Metadata-Version: 2.4
Name: fragua
Version: 1.5
Summary: Framework for modeling, orchestrating,and executing ETL pipelines in a controlled environment.
Home-page: https://github.com/SagoDev/Fragua
Author: SagoDev
Requires-Python: >=3.10
Description-Content-Type: text/markdown
License-File: LICENSE
Requires-Dist: numpy
Requires-Dist: pandas
Requires-Dist: sqlalchemy
Requires-Dist: requests
Requires-Dist: scikit-learn
Requires-Dist: openpyxl
Dynamic: author
Dynamic: description
Dynamic: description-content-type
Dynamic: home-page
Dynamic: license-file
Dynamic: requires-dist
Dynamic: requires-python
Dynamic: summary

# Fragua

Fragua is a lightweight Python framework designed to **design, validate, and reason about ETL logic** in a fully controlled, in-memory environment.

It provides a minimal and explicit execution model where ETL functions are registered, composed, executed sequentially, and inspected — **without schedulers, persistence layers, or external infrastructure**.
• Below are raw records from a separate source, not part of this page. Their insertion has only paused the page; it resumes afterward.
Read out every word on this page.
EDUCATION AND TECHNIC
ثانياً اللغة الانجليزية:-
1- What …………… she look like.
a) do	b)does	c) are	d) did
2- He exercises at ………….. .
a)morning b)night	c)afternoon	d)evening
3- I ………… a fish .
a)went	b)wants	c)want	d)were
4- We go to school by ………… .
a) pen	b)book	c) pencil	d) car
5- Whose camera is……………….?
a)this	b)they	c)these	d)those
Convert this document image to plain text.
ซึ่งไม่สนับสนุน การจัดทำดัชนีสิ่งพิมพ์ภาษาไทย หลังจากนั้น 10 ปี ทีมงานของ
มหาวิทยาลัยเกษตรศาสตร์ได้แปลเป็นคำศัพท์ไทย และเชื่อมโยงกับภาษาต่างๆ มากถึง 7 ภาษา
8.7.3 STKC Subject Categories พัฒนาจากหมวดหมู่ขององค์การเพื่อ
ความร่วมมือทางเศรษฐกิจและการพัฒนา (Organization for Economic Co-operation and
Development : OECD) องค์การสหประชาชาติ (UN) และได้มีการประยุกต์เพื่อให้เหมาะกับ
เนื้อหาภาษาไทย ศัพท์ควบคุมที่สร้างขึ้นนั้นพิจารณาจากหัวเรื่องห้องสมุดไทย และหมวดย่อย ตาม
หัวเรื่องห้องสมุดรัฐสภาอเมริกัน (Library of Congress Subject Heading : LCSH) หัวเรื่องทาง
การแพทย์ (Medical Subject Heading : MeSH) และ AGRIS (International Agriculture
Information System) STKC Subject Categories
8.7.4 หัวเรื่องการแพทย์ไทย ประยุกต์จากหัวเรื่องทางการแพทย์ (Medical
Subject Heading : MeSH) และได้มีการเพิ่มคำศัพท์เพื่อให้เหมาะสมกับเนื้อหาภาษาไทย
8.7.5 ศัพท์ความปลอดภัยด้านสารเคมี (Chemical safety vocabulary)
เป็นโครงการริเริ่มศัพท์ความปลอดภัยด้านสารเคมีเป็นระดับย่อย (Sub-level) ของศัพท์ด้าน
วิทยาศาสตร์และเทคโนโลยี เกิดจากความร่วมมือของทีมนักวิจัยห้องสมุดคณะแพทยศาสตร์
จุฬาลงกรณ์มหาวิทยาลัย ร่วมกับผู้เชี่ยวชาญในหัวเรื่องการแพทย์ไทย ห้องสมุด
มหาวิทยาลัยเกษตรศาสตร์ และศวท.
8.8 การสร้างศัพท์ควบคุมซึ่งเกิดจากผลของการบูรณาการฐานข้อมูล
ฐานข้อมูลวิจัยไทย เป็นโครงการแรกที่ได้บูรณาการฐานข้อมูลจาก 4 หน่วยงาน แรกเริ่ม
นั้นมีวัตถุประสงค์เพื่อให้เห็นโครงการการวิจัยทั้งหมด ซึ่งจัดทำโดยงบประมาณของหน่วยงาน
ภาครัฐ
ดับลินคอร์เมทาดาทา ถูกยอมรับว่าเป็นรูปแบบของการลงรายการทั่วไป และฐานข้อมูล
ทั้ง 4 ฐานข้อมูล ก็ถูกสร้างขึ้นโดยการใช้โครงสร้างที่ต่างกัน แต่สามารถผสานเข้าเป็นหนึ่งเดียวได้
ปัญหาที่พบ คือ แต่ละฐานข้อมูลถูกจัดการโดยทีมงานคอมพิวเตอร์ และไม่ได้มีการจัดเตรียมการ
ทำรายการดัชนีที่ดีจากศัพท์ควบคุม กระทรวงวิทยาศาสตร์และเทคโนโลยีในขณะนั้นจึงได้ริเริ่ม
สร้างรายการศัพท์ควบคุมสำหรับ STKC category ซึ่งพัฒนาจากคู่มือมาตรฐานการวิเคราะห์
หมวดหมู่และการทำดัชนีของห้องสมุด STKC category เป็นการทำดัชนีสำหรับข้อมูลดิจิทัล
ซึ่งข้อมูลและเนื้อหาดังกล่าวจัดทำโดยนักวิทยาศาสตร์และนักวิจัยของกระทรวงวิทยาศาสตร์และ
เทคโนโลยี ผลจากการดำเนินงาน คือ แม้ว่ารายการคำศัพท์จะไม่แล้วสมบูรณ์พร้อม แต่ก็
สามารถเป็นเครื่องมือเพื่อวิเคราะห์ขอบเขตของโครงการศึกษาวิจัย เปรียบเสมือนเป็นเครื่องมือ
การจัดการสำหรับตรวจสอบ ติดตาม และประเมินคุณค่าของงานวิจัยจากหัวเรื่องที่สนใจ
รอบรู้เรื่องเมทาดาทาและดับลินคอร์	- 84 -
Fragua is intentionally simple. Its goal is clarity over completeness.

---

## Purpose

Fragua exists to answer a small, focused set of questions:

> *Does this ETL function behave as expected?*
> *Does this sequence of ETL steps produce the correct result?*

It is **not** a workflow orchestrator nor a production-grade ETL engine.
Fragua is a **developer-oriented framework** for modeling, validating, and experimenting with ETL logic during development.

---

## Core Model

Fragua is built around a small set of orthogonal, loosely coupled components.

### 1. FraguaSet

A `FraguaSet` is a **logical namespace for functions**.

* Stores named callables
* Groups functions by purpose (e.g. `extract`, `transform`, `load`, `utility`)
* Contains no execution logic
* Has no knowledge of pipelines or data

Sets are created explicitly and only when needed.

---

### 2. FraguaRegistry

The registry is a **lookup and organization layer**.

* Holds multiple `FraguaSet` instances
* Resolves functions by `(set_name, function_name)`
* Does not execute anything

The registry enables flexible function categorization without hardcoded assumptions.

---

### 3. FraguaStep

A `FraguaStep` represents a **single declarative execution unit**.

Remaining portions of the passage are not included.